ATLANTA - Fertility clinics are overusing a laboratory technique and costing infertile couples and some insurers hundreds of extra dollars, a new study suggests.
At issue is a procedure that injects a single sperm into an egg. The method is considered the best option for couples in which the man has defective sperm or extremely low sperm counts.
But many clinics are using it for other infertile couples, even though it often doesn’t work as well as the standard lab dish method, according to a study in Thursday’s New England Journal of Medicine. ...
“This paper is particularly troubling because we’ve got a major shift in practice that isn’t evidence driven. The paper suggests it may be driven by money,” said Arthur Caplan, director of the University of Pennsylvania’s Center for Bioethics...

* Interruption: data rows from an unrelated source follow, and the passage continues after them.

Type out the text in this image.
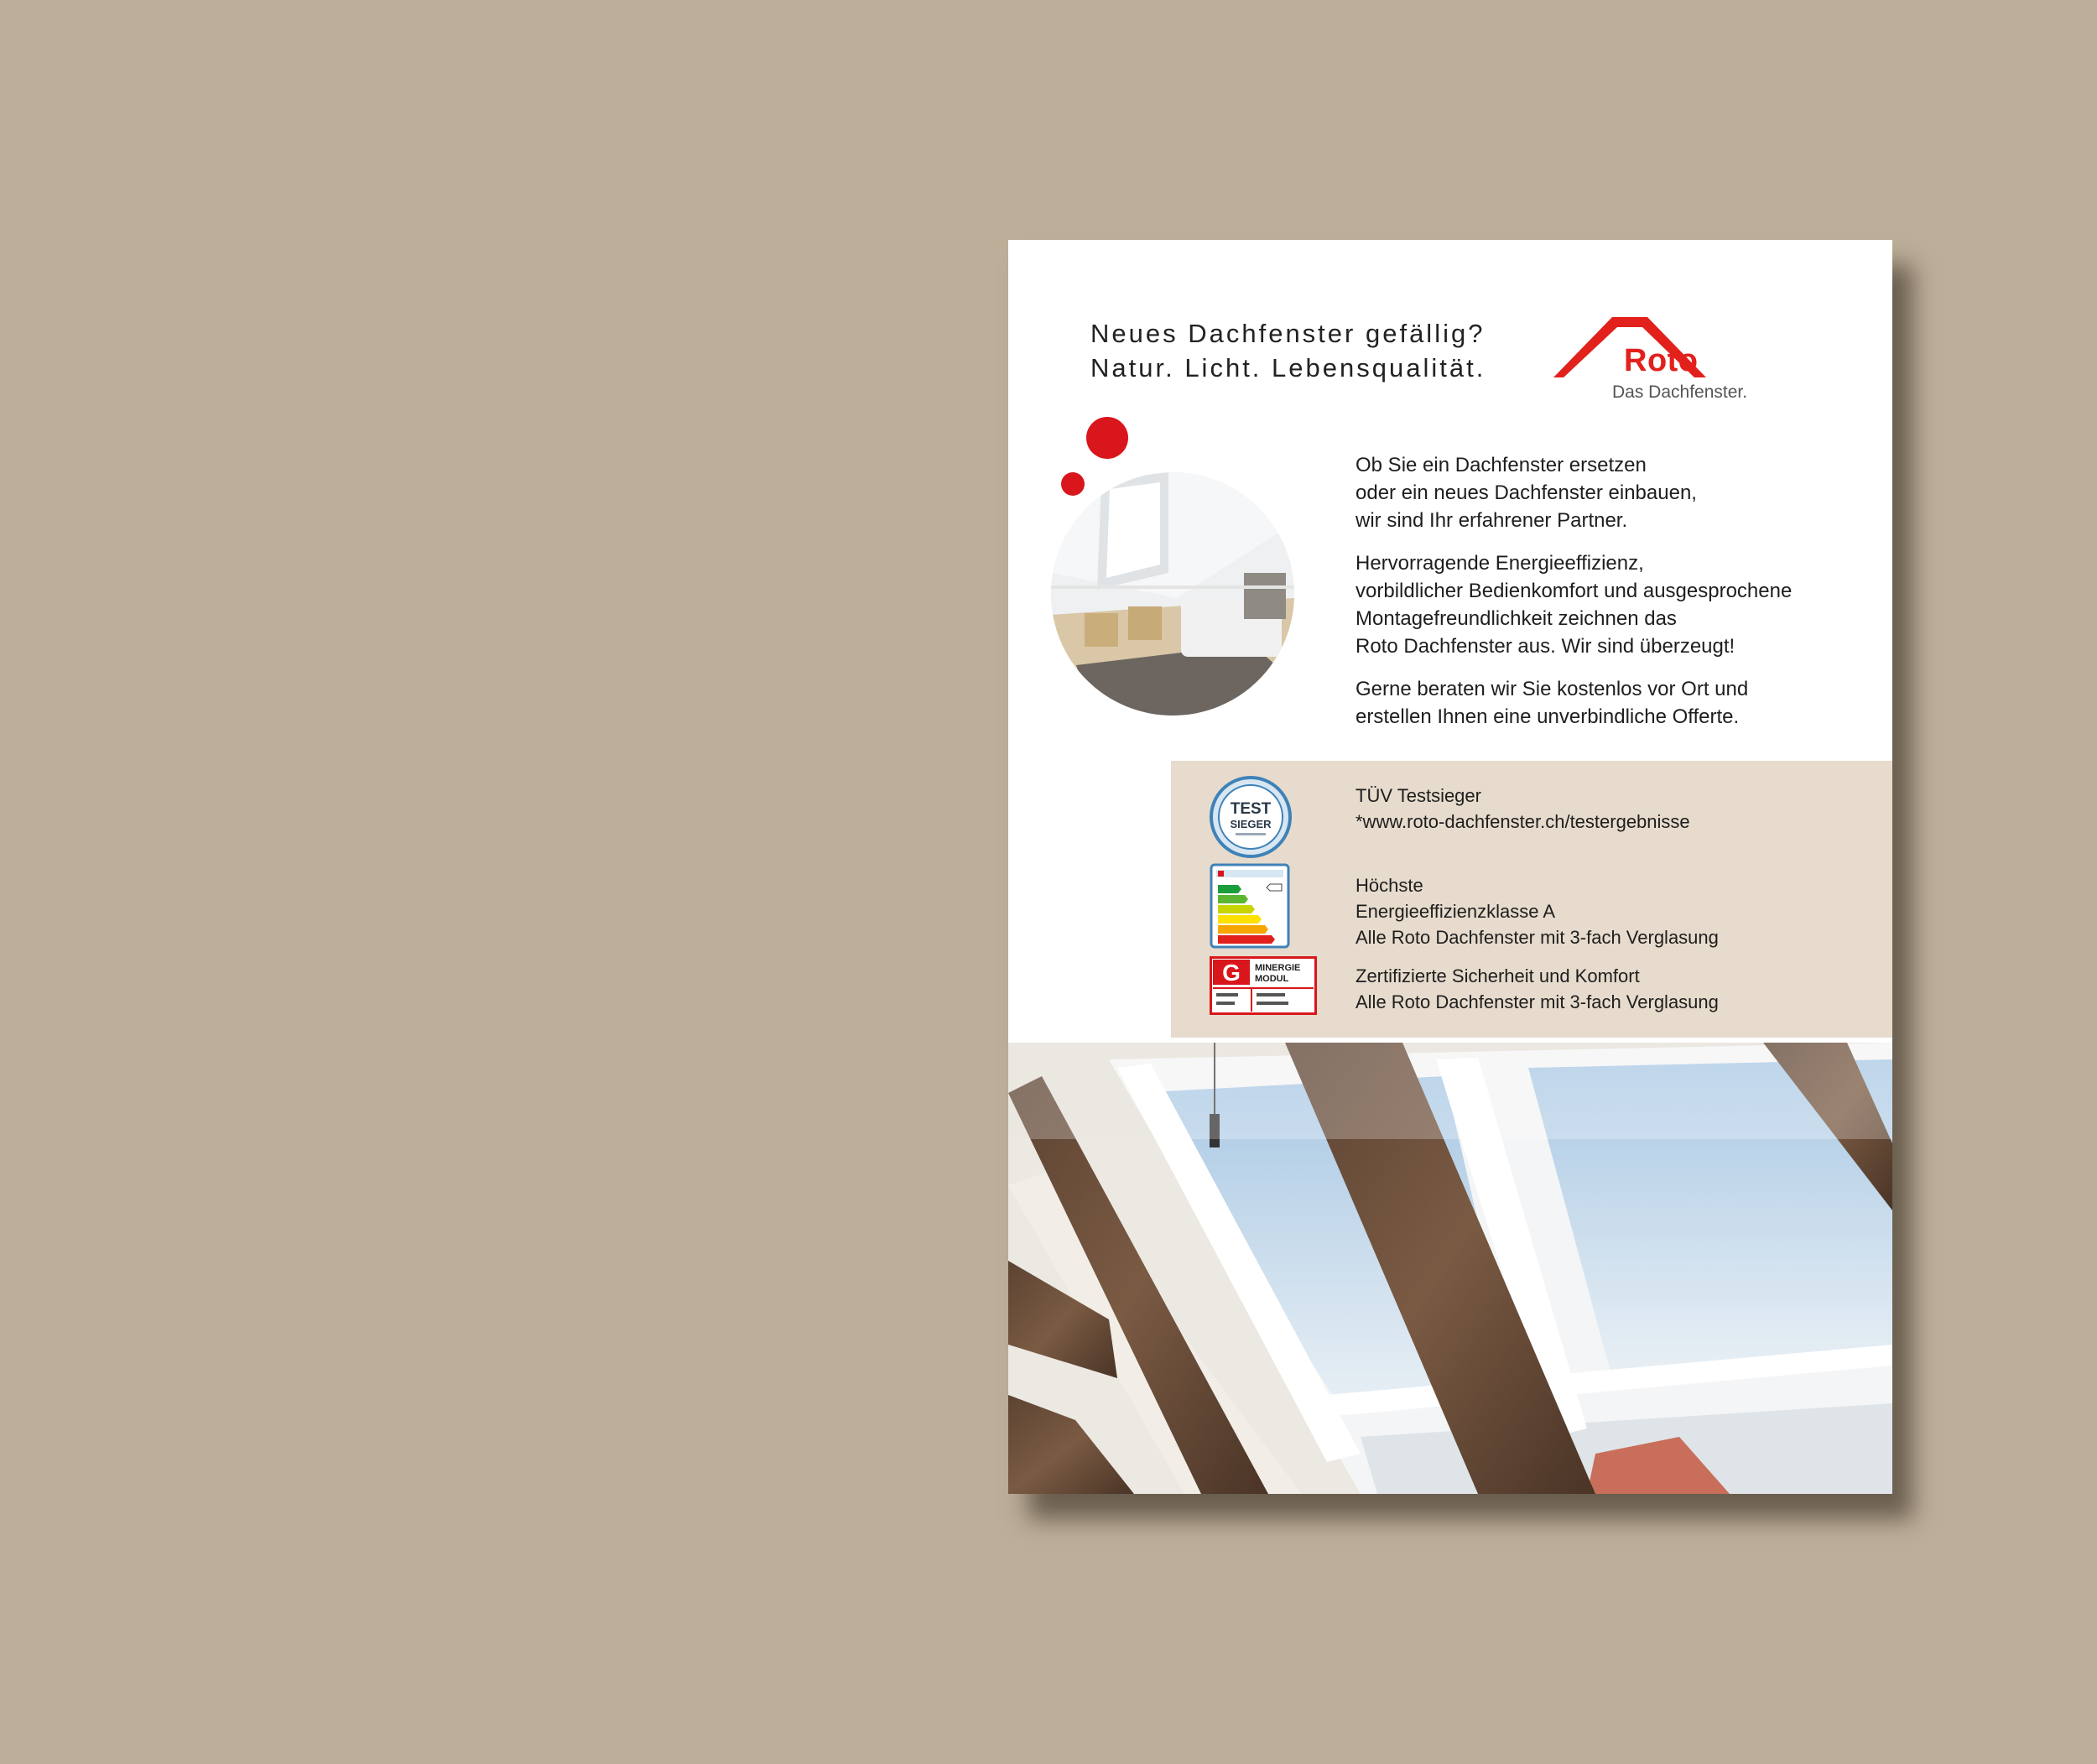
Neues Dachfenster gefällig?
Natur. Licht. Lebensqualität.	Roto
Das Dachfenster.

Ob Sie ein Dachfenster ersetzen
oder ein neues Dachfenster einbauen,
wir sind Ihr erfahrener Partner.

Hervorragende Energieeffizienz,
vorbildlicher Bedienkomfort und ausgesprochene
Montagefreundlichkeit zeichnen das
Roto Dachfenster aus. Wir sind überzeugt!

Gerne beraten wir Sie kostenlos vor Ort und
erstellen Ihnen eine unverbindliche Offerte.

TEST
SIEGER
TÜV Testsieger
*www.roto-dachfenster.ch/testergebnisse
Höchste
Energieeffizienzklasse A
Alle Roto Dachfenster mit 3-fach Verglasung
G MINERGIE
MODUL	Zertifizierte Sicherheit und Komfort
Alle Roto Dachfenster mit 3-fach Verglasung
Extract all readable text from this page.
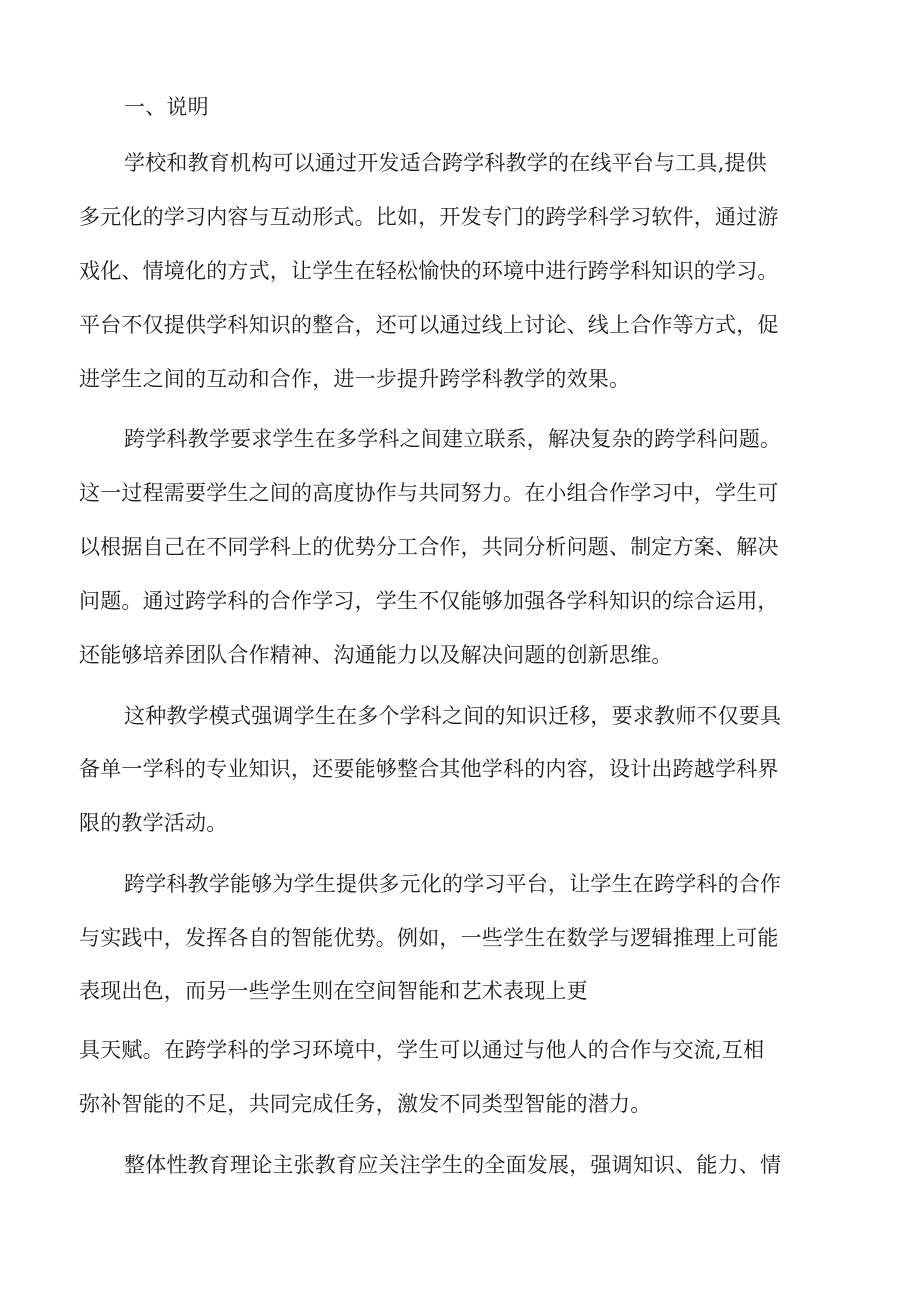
一、说明
学校和教育机构可以通过开发适合跨学科教学的在线平台与工具,提供
多元化的学习内容与互动形式。比如，开发专门的跨学科学习软件，通过游
戏化、情境化的方式，让学生在轻松愉快的环境中进行跨学科知识的学习。
平台不仅提供学科知识的整合，还可以通过线上讨论、线上合作等方式，促
进学生之间的互动和合作，进一步提升跨学科教学的效果。
跨学科教学要求学生在多学科之间建立联系，解决复杂的跨学科问题。
这一过程需要学生之间的高度协作与共同努力。在小组合作学习中，学生可
以根据自己在不同学科上的优势分工合作，共同分析问题、制定方案、解决
问题。通过跨学科的合作学习，学生不仅能够加强各学科知识的综合运用，
还能够培养团队合作精神、沟通能力以及解决问题的创新思维。
这种教学模式强调学生在多个学科之间的知识迁移，要求教师不仅要具
备单一学科的专业知识，还要能够整合其他学科的内容，设计出跨越学科界
限的教学活动。
跨学科教学能够为学生提供多元化的学习平台，让学生在跨学科的合作
与实践中，发挥各自的智能优势。例如，一些学生在数学与逻辑推理上可能
表现出色，而另一些学生则在空间智能和艺术表现上更
具天赋。在跨学科的学习环境中，学生可以通过与他人的合作与交流,互相
弥补智能的不足，共同完成任务，激发不同类型智能的潜力。
整体性教育理论主张教育应关注学生的全面发展，强调知识、能力、情
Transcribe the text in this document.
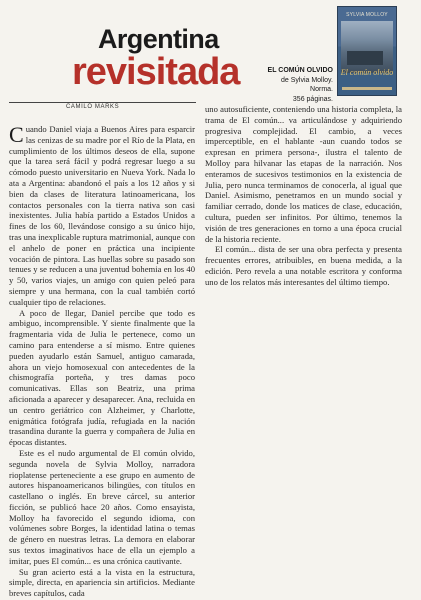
Argentina
revisitada	EL COMÚN OLVIDO
de Sylvia Molloy.
Norma.
356 páginas.
SYLVIA MOLLOY
El común olvido
CAMILO MARKS

Cuando Daniel viaja a Buenos Aires para esparcir las cenizas de su madre por el Río de la Plata, en cumplimiento de los últimos deseos de ella, supone que la tarea será fácil y podrá regresar luego a su cómodo puesto universitario en Nueva York. Nada lo ata a Argentina: abandonó el país a los 12 años y si bien da clases de literatura latinoamericana, los contactos personales con la tierra nativa son casi inexistentes. Julia había partido a Estados Unidos a fines de los 60, llevándose consigo a su único hijo, tras una inexplicable ruptura matrimonial, aunque con el anhelo de poner en práctica una incipiente vocación de pintora. Las huellas sobre su pasado son tenues y se reducen a una juventud bohemia en los 40 y 50, varios viajes, un amigo con quien peleó para siempre y una hermana, con la cual también cortó cualquier tipo de relaciones.

A poco de llegar, Daniel percibe que todo es ambiguo, incomprensible. Y siente finalmente que la fragmentaria vida de Julia le pertenece, como un camino para entenderse a sí mismo. Entre quienes pueden ayudarlo están Samuel, antiguo camarada, ahora un viejo homosexual con antecedentes de la chismografía porteña, y tres damas poco comunicativas. Ellas son Beatriz, una prima aficionada a aparecer y desaparecer. Ana, recluida en un centro geriátrico con Alzheimer, y Charlotte, enigmática fotógrafa judía, refugiada en la nación trasandina durante la guerra y compañera de Julia en épocas distantes.

Este es el nudo argumental de El común olvido, segunda novela de Sylvia Molloy, narradora rioplatense perteneciente a ese grupo en aumento de autores hispanoamericanos bilingües, con títulos en castellano o inglés. En breve cárcel, su anterior ficción, se publicó hace 20 años. Como ensayista, Molloy ha favorecido el segundo idioma, con volúmenes sobre Borges, la identidad latina o temas de género en nuestras letras. La demora en elaborar sus textos imaginativos hace de ella un ejemplo a imitar, pues El común... es una crónica cautivante.

Su gran acierto está a la vista en la estructura, simple, directa, en apariencia sin artificios. Mediante breves capítulos, cada

uno autosuficiente, conteniendo una historia completa, la trama de El común... va articulándose y adquiriendo progresiva complejidad. El cambio, a veces imperceptible, en el hablante -aun cuando todos se expresan en primera persona-, ilustra el talento de Molloy para hilvanar las etapas de la narración. Nos enteramos de sucesivos testimonios en la existencia de Julia, pero nunca terminamos de conocerla, al igual que Daniel. Asimismo, penetramos en un mundo social y familiar cerrado, donde los matices de clase, educación, cultura, pueden ser infinitos. Por último, tenemos la visión de tres generaciones en torno a una época crucial de la historia reciente.

El común... dista de ser una obra perfecta y presenta frecuentes errores, atribuibles, en buena medida, a la edición. Pero revela a una notable escritora y conforma uno de los relatos más interesantes del último tiempo.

The study’s lead author, Dr. Tarun Jain of the University of Illinois at Chicago, said more research is needed and he couldn’t be certain money explains the findings. But the study does indicate routine use of the technique does not benefit many couples, he added. ...
The research team reviewed a decade of results that hundreds of fertility clinics reported to the federal government. In 2004, about 58 percent of treatment attempts included sperm injection — up from 11 percent in 1995.
But the proportion of couples who have trouble conceiving because of the man’s sperm has stayed constant, at around 34 percent. This suggests that the sperm-injection technique is being urged on many couples who do not need it and might be better off with traditional lab dish, or in vitro, fertilization, Caplan said. ...
Sperm injection does not increase overall success rates for healthy births. The researchers found that among infertility treatment attempts with successful egg retrievals in 2004, about 31 percent of those involving sperm injection resulted in a live birth. The percentage was higher — 33 percent — for those that did not use the sperm injection.
Perhaps nature is better than doctors at selecting the right sperm to produce a healthy baby, Jain said. ...
They also noted that sperm-injection rates were higher in three states — Illinois, Massachusetts and Rhode Island — that mandate coverage of the technique than in states without such a requirement. ...
Art Caplan has been all over stories like this for decades, correctly pointing out that assisted reproduction is the (largely unregulated) Wild West of contemporary medical practice.